Our thoughts are the result of what we expose ourselves to. The people you surround yourself with, the feeds you follow on social media, the outlets you read, and the programmes you watch, all determine what your thoughts will be tomorrow. Don’t trick yourself into thinking you can deflect the negative stimuli in your day: your willpower is way too limited for that to be true, and our tribal nature makes us fit in, whether we want it or not.
Cut out people that drain you, irrelevant information that brings negativity to your day, and activities that bring you down.
To increase appreciation, all you have to do is train yourself to notice what’s going right.
Making meditation a daily habit is a great start to increase your awareness of the present moment.

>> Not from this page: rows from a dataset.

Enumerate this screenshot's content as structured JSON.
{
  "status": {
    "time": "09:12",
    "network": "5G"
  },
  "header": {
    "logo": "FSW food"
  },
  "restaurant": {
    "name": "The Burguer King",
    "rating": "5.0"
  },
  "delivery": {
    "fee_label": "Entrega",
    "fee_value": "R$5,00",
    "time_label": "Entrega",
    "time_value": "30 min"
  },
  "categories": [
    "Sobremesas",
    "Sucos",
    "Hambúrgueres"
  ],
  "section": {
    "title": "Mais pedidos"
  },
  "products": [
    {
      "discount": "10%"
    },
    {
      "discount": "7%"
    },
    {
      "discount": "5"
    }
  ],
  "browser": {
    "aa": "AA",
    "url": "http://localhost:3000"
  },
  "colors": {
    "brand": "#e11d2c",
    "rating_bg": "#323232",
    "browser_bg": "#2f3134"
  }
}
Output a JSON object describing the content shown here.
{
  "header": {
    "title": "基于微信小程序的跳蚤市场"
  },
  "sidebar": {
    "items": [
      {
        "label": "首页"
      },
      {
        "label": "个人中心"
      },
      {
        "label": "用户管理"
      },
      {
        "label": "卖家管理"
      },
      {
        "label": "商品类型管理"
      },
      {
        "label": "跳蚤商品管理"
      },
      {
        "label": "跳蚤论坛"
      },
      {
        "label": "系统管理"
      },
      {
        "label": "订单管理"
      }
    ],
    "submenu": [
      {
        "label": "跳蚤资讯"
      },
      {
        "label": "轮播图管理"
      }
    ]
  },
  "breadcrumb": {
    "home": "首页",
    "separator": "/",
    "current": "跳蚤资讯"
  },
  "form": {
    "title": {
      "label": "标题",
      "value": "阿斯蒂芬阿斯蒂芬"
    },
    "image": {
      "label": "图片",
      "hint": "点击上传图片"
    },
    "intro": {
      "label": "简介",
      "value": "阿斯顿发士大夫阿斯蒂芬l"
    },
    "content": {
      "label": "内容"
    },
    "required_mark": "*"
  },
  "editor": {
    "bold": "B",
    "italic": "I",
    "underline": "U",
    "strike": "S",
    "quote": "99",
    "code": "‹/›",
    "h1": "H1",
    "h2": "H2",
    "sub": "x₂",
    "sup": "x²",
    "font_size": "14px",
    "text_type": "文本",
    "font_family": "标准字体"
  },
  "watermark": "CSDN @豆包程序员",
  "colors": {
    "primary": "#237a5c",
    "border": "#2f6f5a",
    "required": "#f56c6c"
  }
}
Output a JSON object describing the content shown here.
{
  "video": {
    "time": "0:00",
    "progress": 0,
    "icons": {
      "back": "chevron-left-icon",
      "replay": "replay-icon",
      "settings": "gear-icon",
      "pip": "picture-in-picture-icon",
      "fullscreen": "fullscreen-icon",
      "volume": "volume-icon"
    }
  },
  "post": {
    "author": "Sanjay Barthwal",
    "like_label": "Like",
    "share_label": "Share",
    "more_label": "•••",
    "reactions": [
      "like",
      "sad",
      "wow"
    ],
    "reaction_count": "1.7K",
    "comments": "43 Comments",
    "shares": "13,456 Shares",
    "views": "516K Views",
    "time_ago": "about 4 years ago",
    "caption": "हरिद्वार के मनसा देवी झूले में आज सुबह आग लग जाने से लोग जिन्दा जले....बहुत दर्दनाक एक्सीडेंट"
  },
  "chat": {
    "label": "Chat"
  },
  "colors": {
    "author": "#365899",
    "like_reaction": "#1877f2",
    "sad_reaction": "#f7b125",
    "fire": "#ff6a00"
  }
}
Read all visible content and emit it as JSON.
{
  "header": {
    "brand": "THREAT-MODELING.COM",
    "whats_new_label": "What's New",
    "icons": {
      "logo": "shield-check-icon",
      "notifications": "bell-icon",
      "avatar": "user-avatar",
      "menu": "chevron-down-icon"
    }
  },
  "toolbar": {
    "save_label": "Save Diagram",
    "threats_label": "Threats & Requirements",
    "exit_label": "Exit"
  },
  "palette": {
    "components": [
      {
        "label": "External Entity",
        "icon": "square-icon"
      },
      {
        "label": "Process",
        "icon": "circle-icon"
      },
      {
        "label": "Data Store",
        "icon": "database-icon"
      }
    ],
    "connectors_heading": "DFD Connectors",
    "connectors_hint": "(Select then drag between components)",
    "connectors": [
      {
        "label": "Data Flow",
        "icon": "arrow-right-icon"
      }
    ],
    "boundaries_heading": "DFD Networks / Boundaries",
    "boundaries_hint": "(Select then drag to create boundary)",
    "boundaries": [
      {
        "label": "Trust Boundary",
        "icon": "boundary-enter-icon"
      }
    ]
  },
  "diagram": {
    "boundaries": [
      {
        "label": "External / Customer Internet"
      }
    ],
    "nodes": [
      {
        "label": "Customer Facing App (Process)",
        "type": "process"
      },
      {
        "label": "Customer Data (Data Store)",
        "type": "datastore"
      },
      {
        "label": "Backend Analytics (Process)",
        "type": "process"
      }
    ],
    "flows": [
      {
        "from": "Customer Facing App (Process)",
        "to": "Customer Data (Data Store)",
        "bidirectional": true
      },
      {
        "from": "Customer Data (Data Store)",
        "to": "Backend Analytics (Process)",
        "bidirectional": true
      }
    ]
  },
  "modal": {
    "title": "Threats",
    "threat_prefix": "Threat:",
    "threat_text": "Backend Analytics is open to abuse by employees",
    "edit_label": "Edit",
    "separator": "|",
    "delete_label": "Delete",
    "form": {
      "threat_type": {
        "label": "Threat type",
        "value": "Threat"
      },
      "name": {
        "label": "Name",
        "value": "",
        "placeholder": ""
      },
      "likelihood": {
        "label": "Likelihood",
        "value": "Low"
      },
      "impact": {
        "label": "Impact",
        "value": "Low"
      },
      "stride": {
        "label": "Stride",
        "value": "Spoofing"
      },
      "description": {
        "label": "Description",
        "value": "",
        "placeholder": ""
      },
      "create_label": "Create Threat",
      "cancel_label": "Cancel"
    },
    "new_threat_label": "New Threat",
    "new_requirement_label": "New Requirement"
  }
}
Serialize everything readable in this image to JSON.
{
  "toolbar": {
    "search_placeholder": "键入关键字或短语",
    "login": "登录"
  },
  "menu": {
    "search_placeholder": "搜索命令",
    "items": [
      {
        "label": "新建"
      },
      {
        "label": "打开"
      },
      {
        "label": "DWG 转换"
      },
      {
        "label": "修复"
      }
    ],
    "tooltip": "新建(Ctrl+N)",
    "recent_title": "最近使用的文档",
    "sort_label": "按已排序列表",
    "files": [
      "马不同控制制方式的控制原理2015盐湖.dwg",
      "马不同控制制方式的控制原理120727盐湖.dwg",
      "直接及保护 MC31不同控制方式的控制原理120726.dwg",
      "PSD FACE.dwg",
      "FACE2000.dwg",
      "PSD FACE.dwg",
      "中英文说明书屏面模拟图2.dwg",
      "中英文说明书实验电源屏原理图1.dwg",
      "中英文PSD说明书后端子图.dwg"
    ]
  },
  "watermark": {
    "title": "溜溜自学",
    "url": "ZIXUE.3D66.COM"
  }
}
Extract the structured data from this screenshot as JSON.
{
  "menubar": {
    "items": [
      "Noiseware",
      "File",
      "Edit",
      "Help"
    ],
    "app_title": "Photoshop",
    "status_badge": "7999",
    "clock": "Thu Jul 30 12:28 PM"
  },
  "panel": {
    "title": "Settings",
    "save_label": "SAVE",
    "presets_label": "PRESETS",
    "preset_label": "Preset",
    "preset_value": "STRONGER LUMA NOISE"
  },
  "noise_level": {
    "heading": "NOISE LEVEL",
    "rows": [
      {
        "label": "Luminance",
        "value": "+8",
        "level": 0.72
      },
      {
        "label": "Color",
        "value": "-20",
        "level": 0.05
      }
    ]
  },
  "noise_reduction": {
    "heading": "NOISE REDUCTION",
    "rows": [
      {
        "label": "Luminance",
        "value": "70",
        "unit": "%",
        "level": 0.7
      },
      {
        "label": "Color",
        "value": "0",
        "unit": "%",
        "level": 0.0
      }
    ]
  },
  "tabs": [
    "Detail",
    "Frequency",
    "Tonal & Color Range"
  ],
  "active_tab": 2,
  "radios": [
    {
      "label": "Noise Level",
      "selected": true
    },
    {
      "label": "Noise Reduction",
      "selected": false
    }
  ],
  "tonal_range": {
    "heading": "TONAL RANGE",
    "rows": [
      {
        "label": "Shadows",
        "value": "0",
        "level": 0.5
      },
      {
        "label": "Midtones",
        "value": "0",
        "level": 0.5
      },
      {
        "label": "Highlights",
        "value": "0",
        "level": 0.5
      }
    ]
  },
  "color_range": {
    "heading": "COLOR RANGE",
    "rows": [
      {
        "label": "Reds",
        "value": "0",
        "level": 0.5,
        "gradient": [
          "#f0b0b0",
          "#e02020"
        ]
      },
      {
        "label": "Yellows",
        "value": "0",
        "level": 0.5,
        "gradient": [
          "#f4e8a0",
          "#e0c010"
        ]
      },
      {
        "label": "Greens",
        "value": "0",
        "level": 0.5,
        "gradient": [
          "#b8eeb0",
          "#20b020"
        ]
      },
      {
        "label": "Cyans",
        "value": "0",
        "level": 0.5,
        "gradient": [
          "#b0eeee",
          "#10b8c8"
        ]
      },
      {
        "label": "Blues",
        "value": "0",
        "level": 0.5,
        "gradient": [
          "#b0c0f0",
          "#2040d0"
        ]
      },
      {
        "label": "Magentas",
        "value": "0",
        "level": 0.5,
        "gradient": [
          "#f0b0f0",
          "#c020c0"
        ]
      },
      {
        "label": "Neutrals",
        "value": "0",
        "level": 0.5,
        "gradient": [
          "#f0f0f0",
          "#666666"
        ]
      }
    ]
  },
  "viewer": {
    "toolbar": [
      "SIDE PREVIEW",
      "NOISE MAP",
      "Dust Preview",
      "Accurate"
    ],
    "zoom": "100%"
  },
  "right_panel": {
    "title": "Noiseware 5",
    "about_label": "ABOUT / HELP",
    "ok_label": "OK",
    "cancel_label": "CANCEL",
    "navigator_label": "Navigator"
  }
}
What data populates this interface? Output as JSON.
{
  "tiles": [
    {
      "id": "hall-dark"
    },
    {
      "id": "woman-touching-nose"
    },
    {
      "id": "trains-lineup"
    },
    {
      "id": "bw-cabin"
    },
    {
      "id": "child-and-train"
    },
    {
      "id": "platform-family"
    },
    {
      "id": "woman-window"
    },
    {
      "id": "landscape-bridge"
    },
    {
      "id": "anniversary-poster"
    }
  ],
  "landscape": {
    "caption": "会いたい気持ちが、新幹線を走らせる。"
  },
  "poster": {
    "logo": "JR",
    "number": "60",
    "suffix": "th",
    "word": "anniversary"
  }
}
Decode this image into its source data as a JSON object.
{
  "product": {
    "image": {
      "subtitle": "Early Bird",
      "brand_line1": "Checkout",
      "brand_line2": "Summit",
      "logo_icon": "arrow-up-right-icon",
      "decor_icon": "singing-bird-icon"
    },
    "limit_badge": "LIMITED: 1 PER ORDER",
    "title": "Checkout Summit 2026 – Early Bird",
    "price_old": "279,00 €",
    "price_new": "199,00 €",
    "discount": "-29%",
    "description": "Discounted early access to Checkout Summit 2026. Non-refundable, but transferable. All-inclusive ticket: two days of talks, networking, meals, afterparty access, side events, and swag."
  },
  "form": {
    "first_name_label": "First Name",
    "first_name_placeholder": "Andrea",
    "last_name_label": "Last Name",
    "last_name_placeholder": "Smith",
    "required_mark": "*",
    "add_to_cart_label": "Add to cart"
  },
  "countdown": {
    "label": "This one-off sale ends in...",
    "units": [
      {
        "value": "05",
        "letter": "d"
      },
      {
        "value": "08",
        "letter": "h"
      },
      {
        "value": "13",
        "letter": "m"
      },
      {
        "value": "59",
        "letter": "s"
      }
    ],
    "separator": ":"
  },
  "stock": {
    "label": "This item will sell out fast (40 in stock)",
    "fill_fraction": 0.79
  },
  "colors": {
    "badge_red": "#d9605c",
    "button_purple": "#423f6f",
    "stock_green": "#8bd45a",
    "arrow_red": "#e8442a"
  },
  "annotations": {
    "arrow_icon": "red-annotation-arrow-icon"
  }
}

You learn to observe the many amazing daily moments to counterbalance the few negatives.
Keeping a gratitude journal is also a great way to plan your day in the morning and then look back and notice what was good in the evening, instead of lingering on the few things that didn’t quite go as planned.
I like to use the 5 Minute Journal right after waking up and just before bed. Here’s the full review of my experience with the paper journal and the app.
One of the most powerful ways to increase your own positivity is to help others.
Research has shown multiple times the positive impact that helping others has on the wellbeing, mood, and stress levels of the person providing support to someone else.
A recent study from Harvard Medical School has shown that volunteering monthly can boost your happiness to levels comparable to those found in people going from a $20,000 to a $75,000 annual income. Helping others can make you rich.
In a world where headlines use fear to sell clicks, while many of us go on social media to vent about what’s going wrong in their day, it is our duty to share the positives and show others that we can learn to notice what’s going right. We can all be lucky, we just need to be shown where to look.